Heute kann Sevgi Demirkaya darüber lachen, aber damals war sie ziemlich überfordert, als tatsächlich eine Zusage kam: „Für die Umsetzung musste ich Tänzer finden und natürlich Jugendliche, die mitmachen wollten.“ Zum Glück hatte sie viele Kontakte aus ihrer freiberuflichen Arbeit und schnell war klar: Hier ist die richtige Frau am richtigen Ort. „Das war so ein schönes Projekt. Da sind viele Jugendliche aus dem Viertel gekommen, die den Kulturbunker überhaupt nicht kannten. Und alle waren total glücklich. Das hat mich so berührt und motiviert, dass man so viel bewirken kann.“

Auf allen Ebenen vielfältig

Wenn man das Programm des Kulturbunkers auf einen Begriff bringen müsste, wäre das: divers. „Inzwischen behauptet ja jeder Konzern von sich, divers zu sein. Aber wir leben das wirklich. Unser Programm und Team bilden die Gesellschaft ab. Wir sind auf allen Ebenen vielfältig.“

Und so bucht sie für den Kulturbunker auch Künstler und Künstlerinnen, die andere nicht im Blick haben: „Es gibt zum Beispiel so viele Künstler*innen und Musiker*innen, die aus der Türkei nach Europa ausgewandert sind - auch in den letzten zehn Jahren unter Erdogan. Und auch die wissen inzwischen, dass es in Köln einen Ort gibt, an dem es Formate, die auch ihnen Gelegenheiten bieten.“

Das hat mich so berührt und motiviert, dass man so viel bewirken kann
Sevgi Demirkaya

Dabei ist Sevgi Demirkan wichtig, dass zum Beispiel ein Konzert mit türkischer Musik nicht nur Menschen anspricht, die eine Einwanderungsgeschichte aus der Türkei haben: „Wir möchten, Veranstaltungen für alle machen – und deswegen sind sie auch barrierefrei, im wahrsten Sinne des Wortes!“ Sie mag es, ganz verschiedene Menschen zusammen zu bringen - weil sie findet, dass Kultur den Zusammenhalt fördert.

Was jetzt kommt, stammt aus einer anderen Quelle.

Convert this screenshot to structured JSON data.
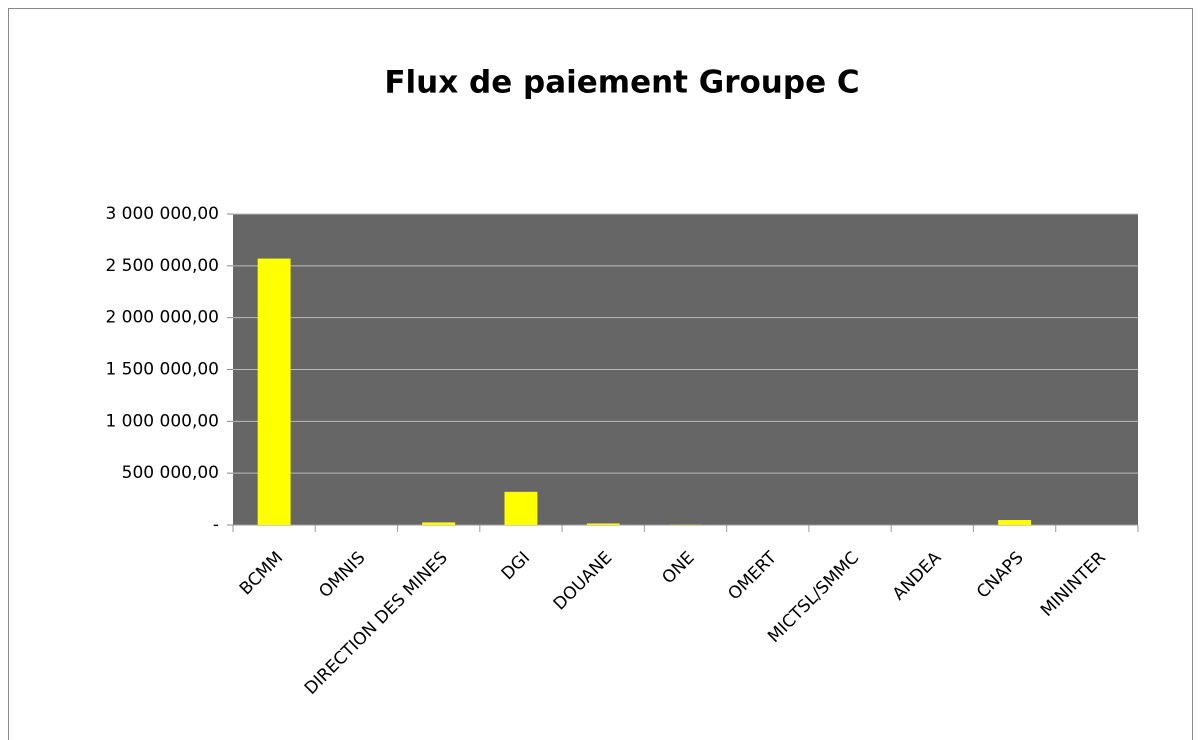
{
  "chart_data": {
    "type": "bar",
    "title": "Flux de paiement Groupe C",
    "categories": [
      "BCMM",
      "OMNIS",
      "DIRECTION DES MINES",
      "DGI",
      "DOUANE",
      "ONE",
      "OMERT",
      "MICTSL/SMMC",
      "ANDEA",
      "CNAPS",
      "MININTER"
    ],
    "values": [
      2570000,
      0,
      25000,
      320000,
      15000,
      2000,
      0,
      0,
      0,
      48000,
      0
    ],
    "color": "#ffff00",
    "ylim": [
      0,
      3000000
    ],
    "yticks": [
      {
        "value": 0,
        "label": "-"
      },
      {
        "value": 500000,
        "label": "500 000,00"
      },
      {
        "value": 1000000,
        "label": "1 000 000,00"
      },
      {
        "value": 1500000,
        "label": "1 500 000,00"
      },
      {
        "value": 2000000,
        "label": "2 000 000,00"
      },
      {
        "value": 2500000,
        "label": "2 500 000,00"
      },
      {
        "value": 3000000,
        "label": "3 000 000,00"
      }
    ],
    "grid": true
  }
}
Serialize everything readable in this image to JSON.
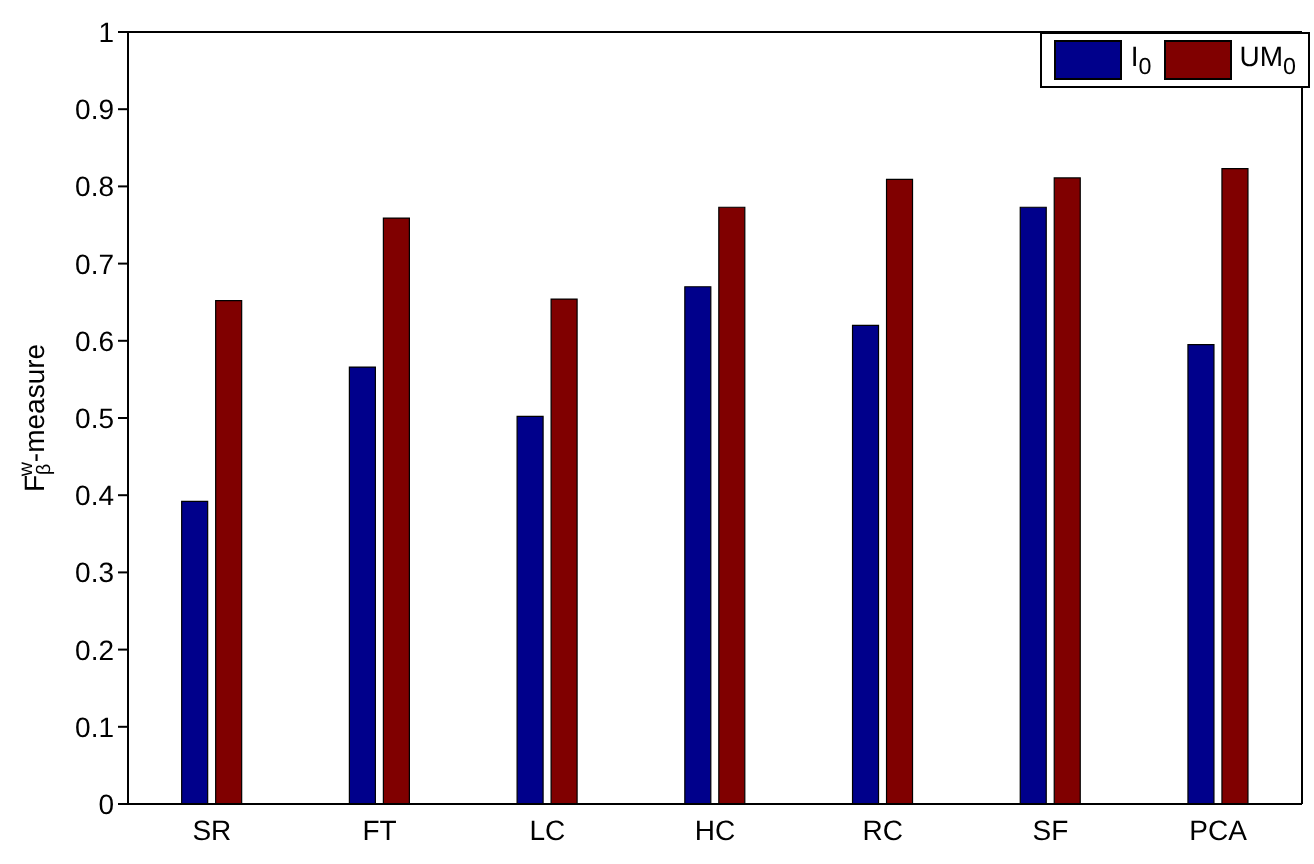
{
  "chart_data": {
    "type": "bar",
    "ylabel": "F$_{β}$$^{w}$-measure",
    "categories": [
      "SR",
      "FT",
      "LC",
      "HC",
      "RC",
      "SF",
      "PCA"
    ],
    "series": [
      {
        "name": "I$_{0}$",
        "color": "#00008b",
        "values": [
          0.392,
          0.566,
          0.502,
          0.67,
          0.62,
          0.773,
          0.595
        ]
      },
      {
        "name": "UM$_{0}$",
        "color": "#800000",
        "values": [
          0.652,
          0.759,
          0.654,
          0.773,
          0.809,
          0.811,
          0.823
        ]
      }
    ],
    "ylim": [
      0,
      1
    ],
    "yticks": [
      0,
      0.1,
      0.2,
      0.3,
      0.4,
      0.5,
      0.6,
      0.7,
      0.8,
      0.9,
      1
    ],
    "grid": false,
    "legend": "top right"
  }
}
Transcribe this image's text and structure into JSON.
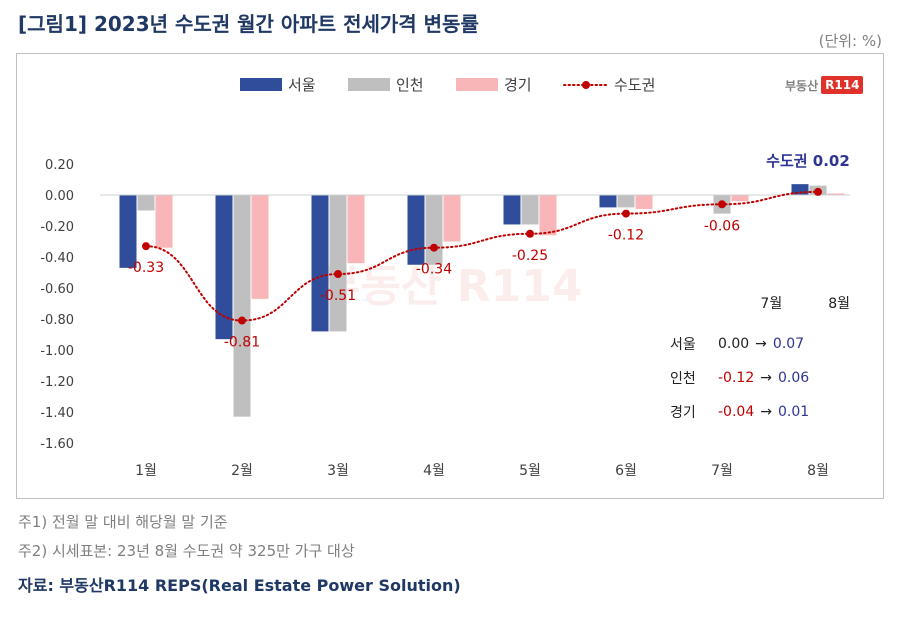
{
  "title": "[그림1] 2023년 수도권 월간 아파트 전세가격 변동률",
  "unit": "(단위: %)",
  "logo": {
    "text": "부동산",
    "box": "R114"
  },
  "watermark": "부동산 R114",
  "colors": {
    "seoul": "#2f4d9a",
    "incheon": "#bfbfbf",
    "gyeonggi": "#f8b6b8",
    "capital": "#c00000",
    "highlight": "#2f3592"
  },
  "chart_data": {
    "type": "bar",
    "categories": [
      "1월",
      "2월",
      "3월",
      "4월",
      "5월",
      "6월",
      "7월",
      "8월"
    ],
    "series": [
      {
        "name": "서울",
        "values": [
          -0.47,
          -0.93,
          -0.88,
          -0.45,
          -0.19,
          -0.08,
          0.0,
          0.07
        ]
      },
      {
        "name": "인천",
        "values": [
          -0.1,
          -1.43,
          -0.88,
          -0.45,
          -0.19,
          -0.08,
          -0.12,
          0.06
        ]
      },
      {
        "name": "경기",
        "values": [
          -0.34,
          -0.67,
          -0.44,
          -0.3,
          -0.26,
          -0.09,
          -0.04,
          0.01
        ]
      }
    ],
    "line": {
      "name": "수도권",
      "values": [
        -0.33,
        -0.81,
        -0.51,
        -0.34,
        -0.25,
        -0.12,
        -0.06,
        0.02
      ]
    },
    "point_labels": [
      "-0.33",
      "-0.81",
      "-0.51",
      "-0.34",
      "-0.25",
      "-0.12",
      "-0.06",
      "0.02"
    ],
    "last_point_label": "수도권 0.02",
    "ylim": [
      -1.6,
      0.2
    ],
    "yticks": [
      "0.20",
      "0.00",
      "-0.20",
      "-0.40",
      "-0.60",
      "-0.80",
      "-1.00",
      "-1.20",
      "-1.40",
      "-1.60"
    ],
    "ytick_values": [
      0.2,
      0.0,
      -0.2,
      -0.4,
      -0.6,
      -0.8,
      -1.0,
      -1.2,
      -1.4,
      -1.6
    ],
    "grid": false,
    "legend": "top-center"
  },
  "summary": {
    "headers": [
      "7월",
      "8월"
    ],
    "arrow": "→",
    "rows": [
      {
        "label": "서울",
        "jul": "0.00",
        "aug": "0.07"
      },
      {
        "label": "인천",
        "jul": "-0.12",
        "aug": "0.06"
      },
      {
        "label": "경기",
        "jul": "-0.04",
        "aug": "0.01"
      }
    ]
  },
  "notes": [
    "주1) 전월 말 대비 해당월 말 기준",
    "주2) 시세표본: 23년 8월 수도권 약 325만 가구 대상"
  ],
  "source": "자료: 부동산R114 REPS(Real Estate Power Solution)"
}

Deswegen versteht sie auch nicht, dass die Stadt Köln die soziokulturellen Zentren finanziell nicht ähnlich gut ausstattet wie etwa die Oper oder das Schauspiel. Denn gerade die, sagt sie, sorgten für Identifikation mit Veedel und Stadt. Und rechnet vor, dass alle soziokulturellen Zentren in Köln zusammen genauso viel Publikum anziehen wie die städtischen Kulturinstitutionen. Und mit dem Geld, das sie von der Stadt Köln bekommen, könnten sie die Potenziale im Stadtteil nicht wirklich ausschöpfen, sagt sie. Mal ganz davon abgesehen, dass das Haus „sehr, sehr sanierungsbedürftig“ sei.

Ausstellungen, Lesungen, Konzerte, Comedy – das Programm des Kulturbunkers ist heute ebenso ambitioniert und vielfältig. Etwa 350 Veranstaltungen stellt Sevgi Demirkaya mit ihren beiden Kolleginnen im Jahr auf die Beine, etwa 35 000 Leute kommen dafür in den Kulturbunker. Und manche Bands oder Autoren kommen hierhin, obwohl sie locker viel größere Säle füllen könnten - einfach aus Verbundenheit.

„Wir haben mit der Zeit immer mehr Menschen erreicht. Und so haben dann auch die Vereinsmitglieder gesehen: Ja, wir können hier wirklich etwas bewegen!“


Kölner Kulturpreis Die Jury des Kölner Kulturrats hat Sevgi Demirkaya, Programmleiterin des Kulturbunker Köln-Mühlheim, zur „Kulturmanagerin des Jahres 2023" gewählt. Der Preis wird am 14. Mai im Comedia Theater verliehen. Der Kölner Kulturpreis wird seit 2010 vom Kölner Kulturrat verliehen. Der Jury unter dem Vorsitz der Literaturmoderatorin Angela Spizig gehörte auch die Leiterin der Kultur- und Medienredaktion des Kölner Stadt Anzeigers, Anne Burgmer, an.